Ainsi, hormis l’exception des années 1980 et de ses différentes superstars à l’efficacité remarquable, le TS% a augmenté chaque décennie depuis la naissance de la Grande Ligue, passant de 47,66% pour la première décennie de l’Histoire à 60,64% depuis 2020. Cette augmentation se constate encore aujourd’hui, puisqu’après 25 matchs de saison régulière, le true shooting percentage moyen, selon basketball-reference, est de 57,4%. En somme, à l’instar des franchises player, l’ensemble de la Ligue devient de plus en plus efficace.

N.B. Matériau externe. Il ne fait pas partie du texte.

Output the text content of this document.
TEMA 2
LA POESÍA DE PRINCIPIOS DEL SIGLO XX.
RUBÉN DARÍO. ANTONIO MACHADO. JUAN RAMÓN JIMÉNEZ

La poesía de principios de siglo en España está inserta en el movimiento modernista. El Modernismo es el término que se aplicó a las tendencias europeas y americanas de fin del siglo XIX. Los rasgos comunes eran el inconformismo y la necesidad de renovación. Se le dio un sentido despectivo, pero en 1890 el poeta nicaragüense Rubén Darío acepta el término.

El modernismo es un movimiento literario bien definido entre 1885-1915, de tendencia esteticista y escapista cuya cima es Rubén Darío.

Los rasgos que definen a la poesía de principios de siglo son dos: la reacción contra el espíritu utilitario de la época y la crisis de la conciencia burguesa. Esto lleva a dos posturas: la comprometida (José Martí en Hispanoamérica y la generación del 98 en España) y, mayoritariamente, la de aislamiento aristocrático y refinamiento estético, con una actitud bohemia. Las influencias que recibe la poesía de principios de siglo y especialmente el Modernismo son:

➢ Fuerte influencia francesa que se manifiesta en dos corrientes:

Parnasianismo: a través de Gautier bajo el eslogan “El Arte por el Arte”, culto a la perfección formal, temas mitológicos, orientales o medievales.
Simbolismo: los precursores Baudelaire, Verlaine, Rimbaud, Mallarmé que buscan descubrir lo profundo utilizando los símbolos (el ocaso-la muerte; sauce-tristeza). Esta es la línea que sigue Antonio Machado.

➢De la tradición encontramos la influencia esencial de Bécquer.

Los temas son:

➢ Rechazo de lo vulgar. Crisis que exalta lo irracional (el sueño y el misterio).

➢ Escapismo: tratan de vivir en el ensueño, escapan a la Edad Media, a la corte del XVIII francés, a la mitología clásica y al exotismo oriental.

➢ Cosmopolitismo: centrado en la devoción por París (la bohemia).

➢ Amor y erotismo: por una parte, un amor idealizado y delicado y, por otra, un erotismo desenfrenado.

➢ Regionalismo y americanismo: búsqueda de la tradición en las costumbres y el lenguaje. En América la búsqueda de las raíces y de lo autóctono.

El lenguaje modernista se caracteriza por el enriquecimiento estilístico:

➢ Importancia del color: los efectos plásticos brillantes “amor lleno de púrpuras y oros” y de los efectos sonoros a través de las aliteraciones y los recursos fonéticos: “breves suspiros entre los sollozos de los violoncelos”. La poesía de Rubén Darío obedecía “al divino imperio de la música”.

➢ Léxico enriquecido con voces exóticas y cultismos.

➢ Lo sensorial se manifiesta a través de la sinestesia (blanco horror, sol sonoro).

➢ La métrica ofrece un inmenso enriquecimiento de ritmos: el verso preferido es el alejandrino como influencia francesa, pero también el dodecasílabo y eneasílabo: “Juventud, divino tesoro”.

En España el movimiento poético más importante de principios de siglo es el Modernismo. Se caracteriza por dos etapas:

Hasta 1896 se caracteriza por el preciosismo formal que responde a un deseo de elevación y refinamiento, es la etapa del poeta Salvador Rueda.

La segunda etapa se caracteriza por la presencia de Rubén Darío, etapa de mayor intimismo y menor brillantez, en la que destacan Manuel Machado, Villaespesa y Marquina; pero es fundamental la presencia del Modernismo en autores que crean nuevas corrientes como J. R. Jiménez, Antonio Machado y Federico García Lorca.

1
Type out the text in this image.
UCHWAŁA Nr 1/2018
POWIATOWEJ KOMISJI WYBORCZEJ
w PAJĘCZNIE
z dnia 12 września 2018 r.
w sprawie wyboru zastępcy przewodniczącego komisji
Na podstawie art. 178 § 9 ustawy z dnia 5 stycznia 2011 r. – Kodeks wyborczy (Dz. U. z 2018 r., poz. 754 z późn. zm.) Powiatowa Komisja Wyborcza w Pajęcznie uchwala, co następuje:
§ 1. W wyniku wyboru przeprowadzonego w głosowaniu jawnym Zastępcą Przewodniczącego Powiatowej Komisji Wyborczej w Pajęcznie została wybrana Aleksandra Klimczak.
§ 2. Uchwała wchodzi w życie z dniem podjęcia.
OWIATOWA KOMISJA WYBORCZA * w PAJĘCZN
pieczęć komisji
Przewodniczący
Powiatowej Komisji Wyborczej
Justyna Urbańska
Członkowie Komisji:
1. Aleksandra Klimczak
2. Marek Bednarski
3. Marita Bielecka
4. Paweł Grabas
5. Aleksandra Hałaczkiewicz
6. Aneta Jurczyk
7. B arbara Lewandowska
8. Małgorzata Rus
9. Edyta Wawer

Le franchise player type inscrit ainsi 24,66 points par match, avec un TS% de 54,23%, qui sera amené à augmenter à l’avenir.
Les rebonds du franchise player
La tendance, en matière de rebonds, est inversée par rapport à celle des points. Pour rappel, nous avions démontré que le profil type du franchise player, depuis 1947, est un pivot. Fort logiquement, des rebonds ont été gobés. Attention toutefois ; si les statistiques liées au scoring sont comptabilisées depuis 1947, celles des rebonds ne datent “que” de 1951. Notez d’ailleurs pour la suite, en ce qui concerne les interceptions et les contres, que ces statistiques ne dateront que de 1974.
En moyenne, le franchise player attrape quasiment 12 rebonds de moyenne sur l’ensemble de sa campagne de playoffs. 11,81 par match, pour être tout à fait exact. Des différences notables peuvent être mises au jour en fonction des décennies. En réalité, la moyenne que nous venons de présenter est particulièrement accrue par la présence de deux joueurs : Bill Russel et Wilt Chamberlain.
Ainsi, au sein des fifties, le meilleur joueur du champion NBA prenait 15,6 rebonds par match. Ce total est pourtant plombé par la présence de Paul Arizin (1956, 8,4 rebonds par match) et Bob Cousy (1957, 6,1). Il est surtout augmenté, presque artificiellement, par Bill Russel, véritable aspirateur dès que la balle fuyait la ficelle du panier. Sur les 9 titres des Celtics où le pivot peut être considéré comme franchise player, il n’a jamais attrapé moins de 22,8 rebonds par match sur l’ensemble de la campagne de post-season. Ajoutez à cela les… 29,1 rebonds de Wilt Chamberlain lors de la saison 1967 et vous obtenez une moyenne, au cours des années 1960, de 23,5 rebonds par soir.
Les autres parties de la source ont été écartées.